Puerto Rico’s governor Alejandro García Padilla told the New York Times in an interview that the commonwealth cannot pay its roughly $72 billion in debts and that significant concessions would likely be sought from creditors, the publication reported on Sunday.

Puerto Rico’s economy has been mired in recession for years. To restructure, it needs to reorganize its debts and should make reforms including cutting the number of teachers and raising property taxes, a report by former International Monetary Fund economists on the Caribbean island’s financial woes said.

The report, which was obtained by Reuters, gave a damning review of how Puerto Rico has arrived at its current state, which it said requires both structural reform and debt restructuring to fix.

“Puerto Rico faces hard times,” the report said. “Structural problems, economic shocks and weak public finances have yielded a decade of stagnation, outmigration and debt… A crisis looms.”

The report even suggests the restructuring of general obligation debt, which could be a precedent-setting move as investors usually regard as sacrosanct.

Social reforms proposed include suspending the minimum wage and reducing electricity and transport costs. The island must overcome a legacy of weak budget execution and opaque data, the report said.

Puerto Rico Governor Alejandro Garcia Padilla is expected to give a televised address on Monday, according to local media, and officials said they expected to discuss the report with him during the day.

The island is struggling with a $73 billion debt load and faltering economy while its Government Development Bank is running low on cash.

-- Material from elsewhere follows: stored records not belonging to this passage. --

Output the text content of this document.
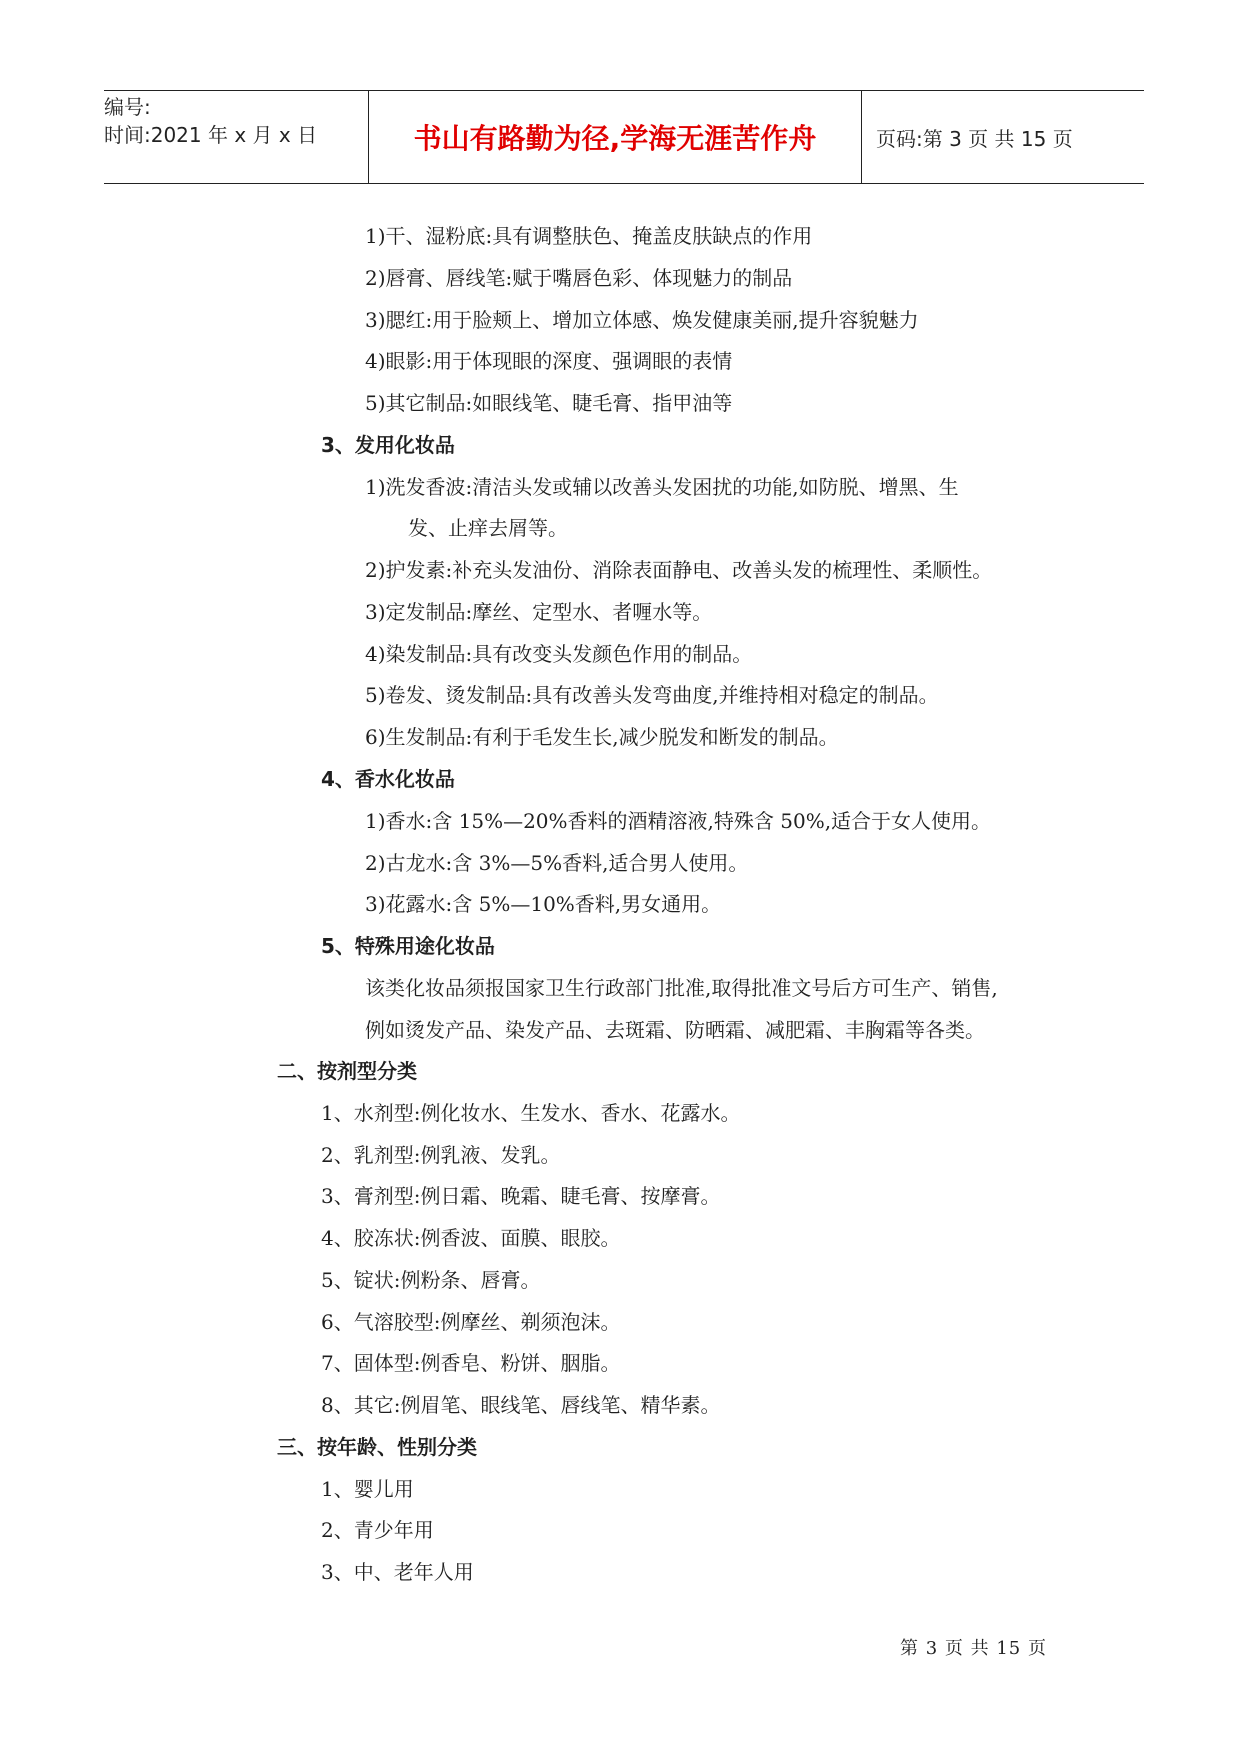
编号:
时间:2021 年 x 月 x 日	书山有路勤为径,学海无涯苦作舟	页码:第 3 页 共 15 页
1)干、湿粉底:具有调整肤色、掩盖皮肤缺点的作用
2)唇膏、唇线笔:赋于嘴唇色彩、体现魅力的制品
3)腮红:用于脸颊上、增加立体感、焕发健康美丽,提升容貌魅力
4)眼影:用于体现眼的深度、强调眼的表情
5)其它制品:如眼线笔、睫毛膏、指甲油等
3、发用化妆品
1)洗发香波:清洁头发或辅以改善头发困扰的功能,如防脱、增黑、生
发、止痒去屑等。
2)护发素:补充头发油份、消除表面静电、改善头发的梳理性、柔顺性。
3)定发制品:摩丝、定型水、者喱水等。
4)染发制品:具有改变头发颜色作用的制品。
5)卷发、烫发制品:具有改善头发弯曲度,并维持相对稳定的制品。
6)生发制品:有利于毛发生长,减少脱发和断发的制品。
4、香水化妆品
1)香水:含 15%—20%香料的酒精溶液,特殊含 50%,适合于女人使用。
2)古龙水:含 3%—5%香料,适合男人使用。
3)花露水:含 5%—10%香料,男女通用。
5、特殊用途化妆品
该类化妆品须报国家卫生行政部门批准,取得批准文号后方可生产、销售,
例如烫发产品、染发产品、去斑霜、防晒霜、减肥霜、丰胸霜等各类。
二、按剂型分类
1、水剂型:例化妆水、生发水、香水、花露水。
2、乳剂型:例乳液、发乳。
3、膏剂型:例日霜、晚霜、睫毛膏、按摩膏。
4、胶冻状:例香波、面膜、眼胶。
5、锭状:例粉条、唇膏。
6、气溶胶型:例摩丝、剃须泡沫。
7、固体型:例香皂、粉饼、胭脂。
8、其它:例眉笔、眼线笔、唇线笔、精华素。
三、按年龄、性别分类
1、婴儿用
2、青少年用
3、中、老年人用
第 3 页 共 15 页
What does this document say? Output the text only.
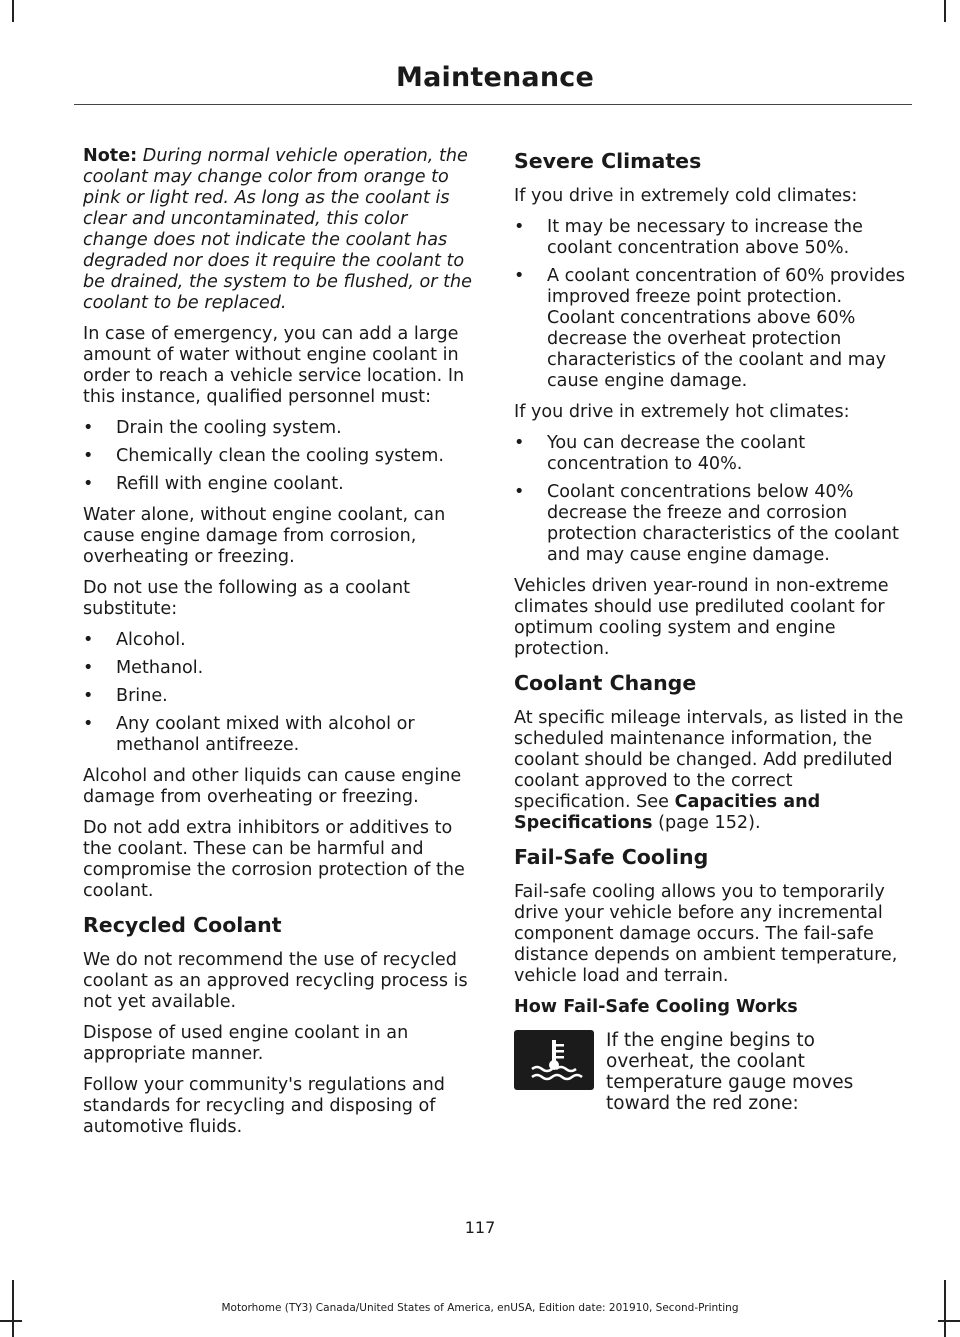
Maintenance

Note: During normal vehicle operation, the coolant may change color from orange to pink or light red. As long as the coolant is clear and uncontaminated, this color change does not indicate the coolant has degraded nor does it require the coolant to be drained, the system to be flushed, or the coolant to be replaced.

In case of emergency, you can add a large amount of water without engine coolant in order to reach a vehicle service location. In this instance, qualified personnel must:

• Drain the cooling system.
• Chemically clean the cooling system.
• Refill with engine coolant.

Water alone, without engine coolant, can cause engine damage from corrosion, overheating or freezing.

Do not use the following as a coolant substitute:

• Alcohol.
• Methanol.
• Brine.
• Any coolant mixed with alcohol or methanol antifreeze.

Alcohol and other liquids can cause engine damage from overheating or freezing.

Do not add extra inhibitors or additives to the coolant. These can be harmful and compromise the corrosion protection of the coolant.

Recycled Coolant

We do not recommend the use of recycled coolant as an approved recycling process is not yet available.

Dispose of used engine coolant in an appropriate manner.

Follow your community's regulations and standards for recycling and disposing of automotive fluids.

Severe Climates

If you drive in extremely cold climates:

• It may be necessary to increase the coolant concentration above 50%.
• A coolant concentration of 60% provides improved freeze point protection. Coolant concentrations above 60% decrease the overheat protection characteristics of the coolant and may cause engine damage.

If you drive in extremely hot climates:

• You can decrease the coolant concentration to 40%.
• Coolant concentrations below 40% decrease the freeze and corrosion protection characteristics of the coolant and may cause engine damage.

Vehicles driven year-round in non-extreme climates should use prediluted coolant for optimum cooling system and engine protection.

Coolant Change

At specific mileage intervals, as listed in the scheduled maintenance information, the coolant should be changed. Add prediluted coolant approved to the correct specification. See Capacities and Specifications (page 152).

Fail-Safe Cooling

Fail-safe cooling allows you to temporarily drive your vehicle before any incremental component damage occurs. The fail-safe distance depends on ambient temperature, vehicle load and terrain.

How Fail-Safe Cooling Works
If the engine begins to overheat, the coolant temperature gauge moves toward the red zone:
117
Motorhome (TY3) Canada/United States of America, enUSA, Edition date: 201910, Second-Printing
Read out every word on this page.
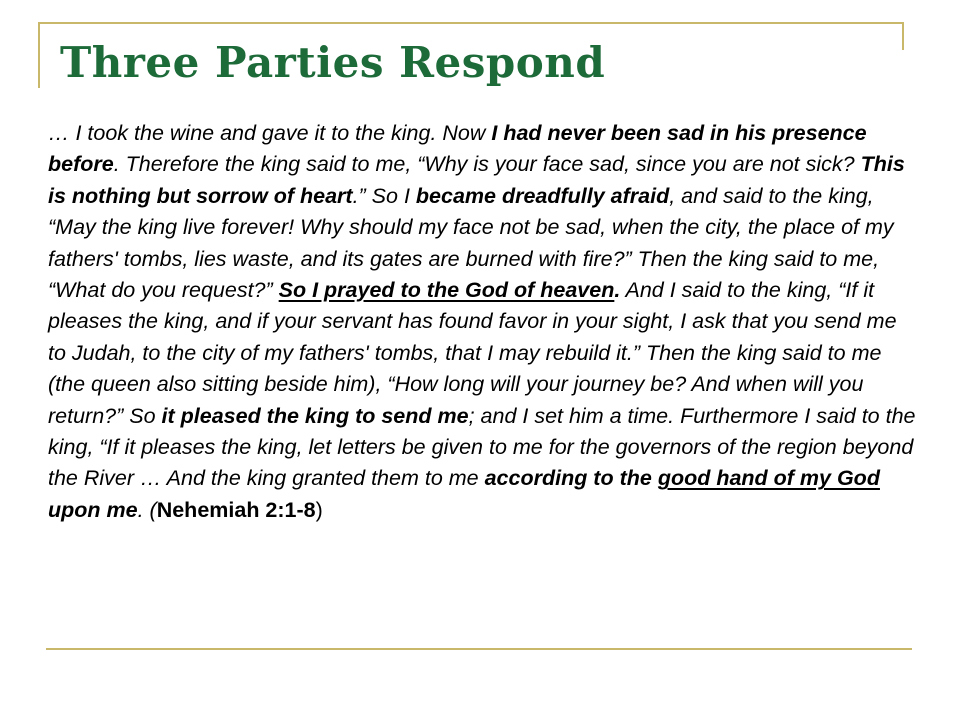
Three Parties Respond

… I took the wine and gave it to the king. Now I had never been sad in his presence before. Therefore the king said to me, “Why is your face sad, since you are not sick? This is nothing but sorrow of heart.” So I became dreadfully afraid, and said to the king, “May the king live forever! Why should my face not be sad, when the city, the place of my fathers' tombs, lies waste, and its gates are burned with fire?” Then the king said to me, “What do you request?” So I prayed to the God of heaven. And I said to the king, “If it pleases the king, and if your servant has found favor in your sight, I ask that you send me to Judah, to the city of my fathers' tombs, that I may rebuild it.” Then the king said to me (the queen also sitting beside him), “How long will your journey be? And when will you return?” So it pleased the king to send me; and I set him a time. Furthermore I said to the king, “If it pleases the king, let letters be given to me for the governors of the region beyond the River … And the king granted them to me according to the good hand of my God upon me. (Nehemiah 2:1-8)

It is facing crunch time this week with several bond payments due while its struggling power utility PREPA is in talks to avoid a possible default.

The report was written by former IMF economists, who were engaged in February by the Government Development Bank to analyze the island’s economic and financial stability and growth prospects.

The document, first posted on Puerto Rico media websites, was verified as authentic by one of the authors.